Clara Ko, a music therapist in Los Angeles, thinks teens use loud music as a kind of pain reliever.

“Listening to loud music may provide comfort or distraction to a constant process of growth,” Ko said. “I would compare it to a music therapy technique in pain and symptom management.”

According to Ko, one of the best tools in our arsenal for pain management—or teen management—is simple distraction, forcing the brain to take in other stimuli.

“Our central nervous system takes all stimulatory senses and sends them to the brain to process them. So when someone is in extreme pain, the CNS is busy delivering the pain signals to the brain,” she said. “What we do as music therapists is play music to match the client’s breathing pattern and heartbeat, to distract the CNS from taking only pain signals, widening the path for the musical stimulation in the CNS so it can be divided—or distracted—from pain.”

Ko would never advise a teen to listen to ear-damaging music, but she understands why they would.

Lillie, who listens to music through her ear buds for 60 or 70 percent of the day, by her estimate, says she even relaxes to a meditation track when she’s falling asleep to help tame her anxiety.
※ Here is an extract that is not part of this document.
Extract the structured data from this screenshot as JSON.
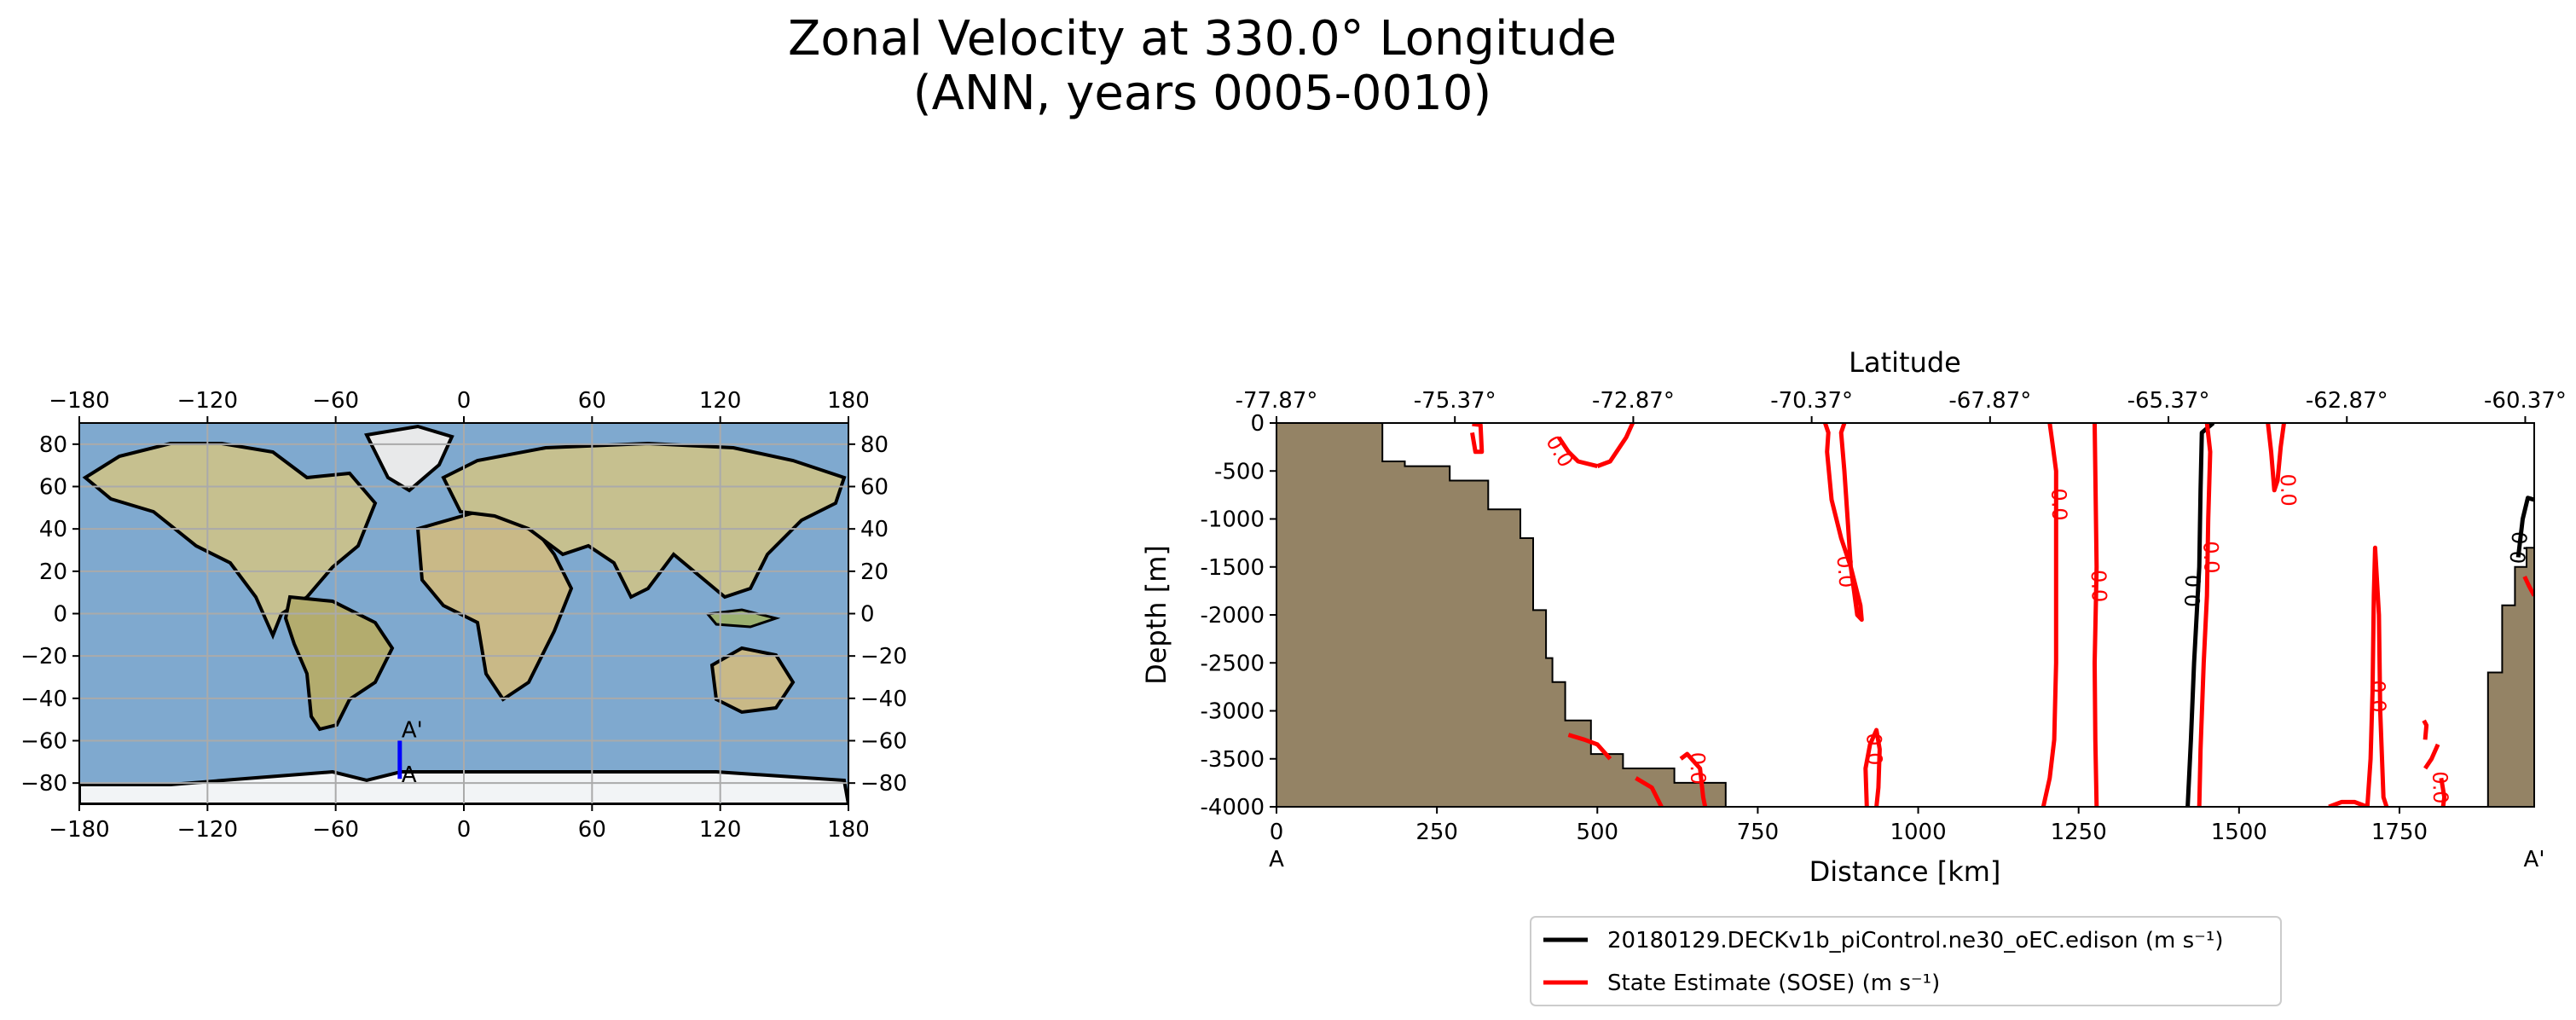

In 2010, the Kaiser Family Foundation found teens listened to music an average of two hours 19 minutes per day, but estimates place that number much higher now with the proliferation of streaming services. Add to that research that music is now produced to be louder than ever before, and it can be frustrating for parents looking to connect with their kids when their kids literally can’t hear them.

But all this research suggests the best way to communicate with your teen is actually through music, with adults sharing their own musical tastes early on in their child’s development. Because no matter how many studies you cite on hearing loss, your teen’s brain might not listen. And that might be OK.

In Lillie’s words, “I need two things. Music is that second thing. My distraction from everything else.”

That “everything else” can be pretty painful. Loud music as a “second thing” may still be preferable to the alternatives. But make no mistake: Teens are highly sensitive beings fighting an uphill battle in their own brains.